KAHRAMANMARAŞ’TA DUYGUSAL RÖPORTAJ: BÖBREK ANNEME Mİ, BABAMA MI?
Kahramanmaraş’ta yerel bir ekip tarafından gerçekleştirilen sokak röportajında vatandaşlara ilginç ama düşündürücü bir soru yöneltildi:
“Böbreğinizi annenize mi verirsiniz, yoksa babanıza mı?”
“Böbreğinizi annenize mi verirsiniz, yoksa babanıza mı?”
Yanıtlar, hem duygusal hem de düşündürücüydü. Katılımcıların büyük bölümü tercihlerini annelerinden yana kullandı. Neden olarak ise genellikle annelerine daha bağlı olduklarını, annelerinin fedakârlıklarını ve yaşadıkları kişisel hikâyeleri gösterdiler.

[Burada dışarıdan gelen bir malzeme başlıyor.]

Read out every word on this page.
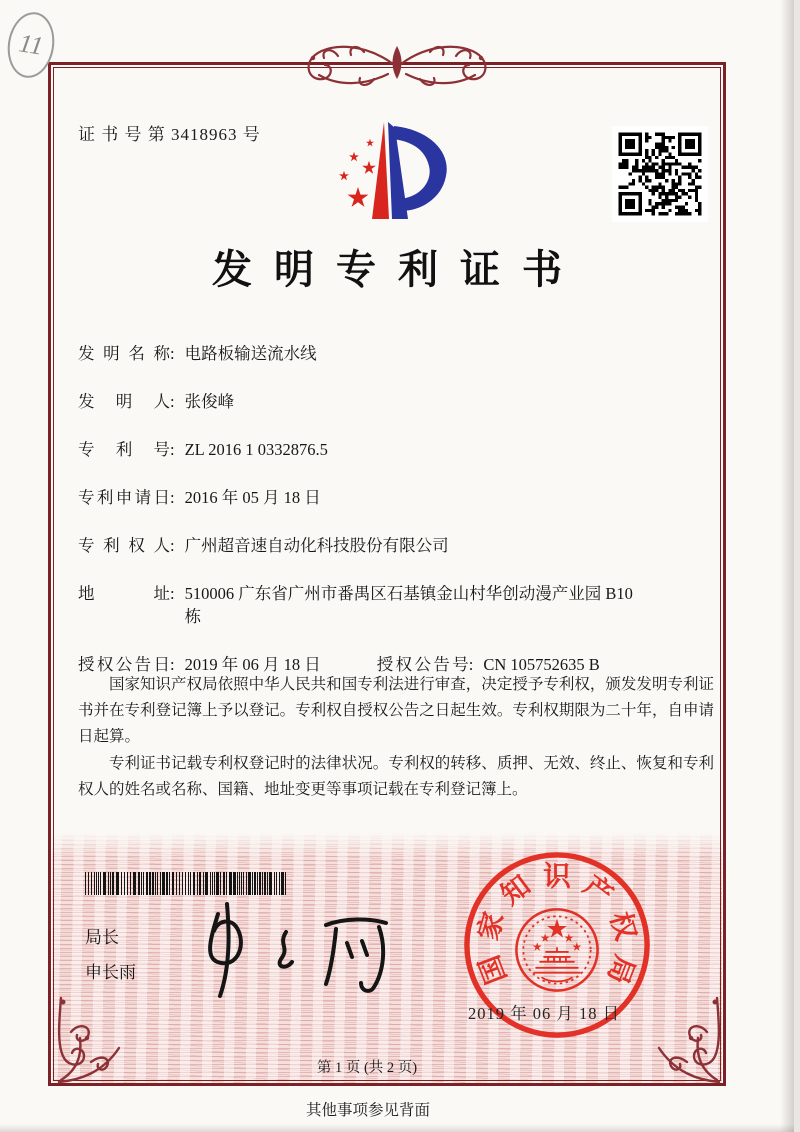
11
证 书 号 第 3418963 号
发明专利证书
发明名称 : 电路板输送流水线
发明人 : 张俊峰
专利号 : ZL 2016 1 0332876.5
专利申请日 : 2016 年 05 月 18 日
专利权人 : 广州超音速自动化科技股份有限公司
地址 : 510006 广东省广州市番禺区石基镇金山村华创动漫产业园 B10 栋
授权公告日 : 2019 年 06 月 18 日	授权公告号 : CN 105752635 B

国家知识产权局依照中华人民共和国专利法进行审查，决定授予专利权，颁发发明专利证书并在专利登记簿上予以登记。专利权自授权公告之日起生效。专利权期限为二十年，自申请日起算。

专利证书记载专利权登记时的法律状况。专利权的转移、质押、无效、终止、恢复和专利权人的姓名或名称、国籍、地址变更等事项记载在专利登记簿上。

局长
申长雨	国
家
知 识 产
权
局
2019 年 06 月 18 日
第 1 页 (共 2 页)
其他事项参见背面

“BABAM BIRAKIP GİTTİ, ANNEM YANIMDAYDI”
Bazı katılımcıların verdiği cevaplar geçmişten gelen kırgınlıkları da ortaya koydu. Bir genç, “Babam bizi bıraktı, ayrıldılar. Ben anneme veririm” derken, bir başkası “Annem daha kıymetli, çünkü hep yanımdaydı” ifadelerini kullandı.
Bu yanıtlar, sadece bir sağlık tercihi değil, aynı zamanda hayatlarındaki duygusal bağları da yansıttı. “Babamı da seviyorum ama bir şey olursa önce anneme veririm” diyen gençler, anne sevgisinin toplumdaki karşılığını bir kez daha gözler önüne serdi.
“BABAMA VERİRİM” DİYENLER DE VARDI
Her ne kadar çoğunluk annesini tercih etse de, bazı katılımcılar tercihini babalarından yana kullandı. “Babamı seçerim, neden bilmiyorum” diyen bir katılımcı, sorunun duygusal ağırlığını yansıtan kısa ama etkileyici bir cevap verdi. Bir başka katılımcı ise “Anneme verecek böbrek kalmadı” diyerek mizahi bir yaklaşım sergiledi.
Bu röportajda herkesin verdiği cevap kendi hayatına ve değer yargılarına göre şekillenirken, aile bağlarının insanlar üzerindeki etkisi bir kez daha gözlemlendi.
TOPLUMSAL BİR AYNAYA DÖNÜŞTÜ
Kahramanmaraş sokaklarında yapılan bu röportaj, sadece bir sağlık sorusu değil; toplumun aile yapısı, bireysel bağlar ve çocukluk deneyimleriyle ilgili ipuçları da sundu.
“Böbreğini kime verirsin?” sorusunun ardında, aslında “Hayatında en çok kime değer veriyorsun?” sorusu vardı.
“Böbreğini kime verirsin?” sorusunun ardında, aslında “Hayatında en çok kime değer veriyorsun?” sorusu vardı.
Katılımcıların büyük bir bölümü “anne” derken, bu tercih sadece biyolojik değil; duygusal, sosyal ve kültürel bir arka plana da işaret ediyordu.